Trev thought this was a good idea. Ben asked why this was a good thing,
and Tim added his observation that in his analysis, the logging requirements
end up as 3 years anyway, since its the lifetime of a 1 year certificate
plus 2 years, so why not 3 years from issuance.

Neil said this was a good point, since both lifetimes and retention
periods have shortened.

Trev said that perhaps the only reason for retaining expiration was
to maintain parity with Intermediate Subordinate CA certificates.

Neil then asked if it was worth splitting the 5.4.1 section into two
with one element requiring three years from issuance for Subscriber
Certificates, and 2 years after expiration for CA certificates and
security events. Tim thought that splitting makes sense. 

Neil pointed out that the CA certificate expiration would need to
continue to be the cutoff trigger, since CA certificate lifetimes are
not set by the BRs but are considerably longer than Subscriber Certificates,
which are constrained by the BRs. Neil added that if that change were
made then a note in the Considerations section would need to be made
to capture the essence of the discussion above.

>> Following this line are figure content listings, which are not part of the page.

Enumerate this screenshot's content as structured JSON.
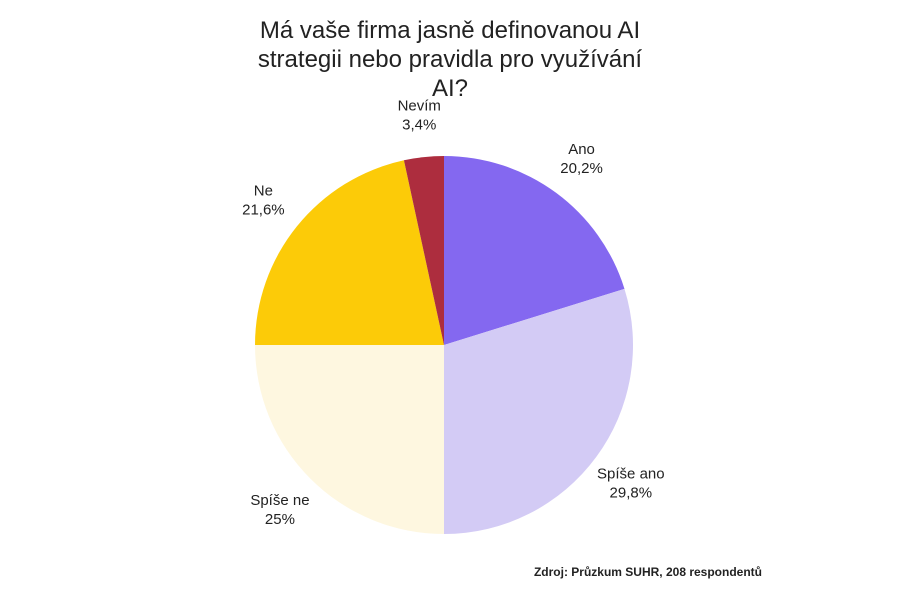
{
  "chart_data": {
    "type": "pie",
    "title": "Má vaše firma jasně definovanou AI strategii nebo pravidla pro využívání AI?",
    "unit": "%",
    "slices": [
      {
        "label": "Ano",
        "value": 20.2,
        "value_label": "20,2%",
        "color": "#8468f0"
      },
      {
        "label": "Spíše ano",
        "value": 29.8,
        "value_label": "29,8%",
        "color": "#d3cbf5"
      },
      {
        "label": "Spíše ne",
        "value": 25,
        "value_label": "25%",
        "color": "#fef7e0"
      },
      {
        "label": "Ne",
        "value": 21.6,
        "value_label": "21,6%",
        "color": "#fccb08"
      },
      {
        "label": "Nevím",
        "value": 3.4,
        "value_label": "3,4%",
        "color": "#ad2d3e"
      }
    ],
    "start_angle": "12 o'clock",
    "direction": "clockwise",
    "legend": "none"
  },
  "source": "Zdroj: Průzkum SUHR, 208 respondentů"
}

Clint also wanted to emphasize that the expectations from the root
programs (at least Apple) is that the incident response requirements
do not change as a result of this ballot. Apple still expects all CAs
to provide a root cause analysis for all incidents, and a reduction
in retention time does not allow CAs to fail to provide an RCA owing
to the records having been expired.

Trev observed that the lack of records could be a second incident.
Neil thought this was indeed the case, but that it might be worth
stating this in the document. Tim said that the BRs and NSRs have no
root cause analysis so introducing this as a textual requirement would
be a new cause. Neil said that the text would go in the discussion
document, not the ballot itself.

There followed discussion which emphasized that the retention periods
are minima, and that CAs are allowed to retain for longer periods.

Clint said that he would like to emphasize the minimal nature of the
retention.

As before, Clint would like people to review and edits to the document.

6. Any Other Business

Neil will be absent for the next meeting, but Ben Wilson has agreed
to chair the meeting.

7. Adjourn

The meeting was adjourned and will reconvene on 2021-05-25.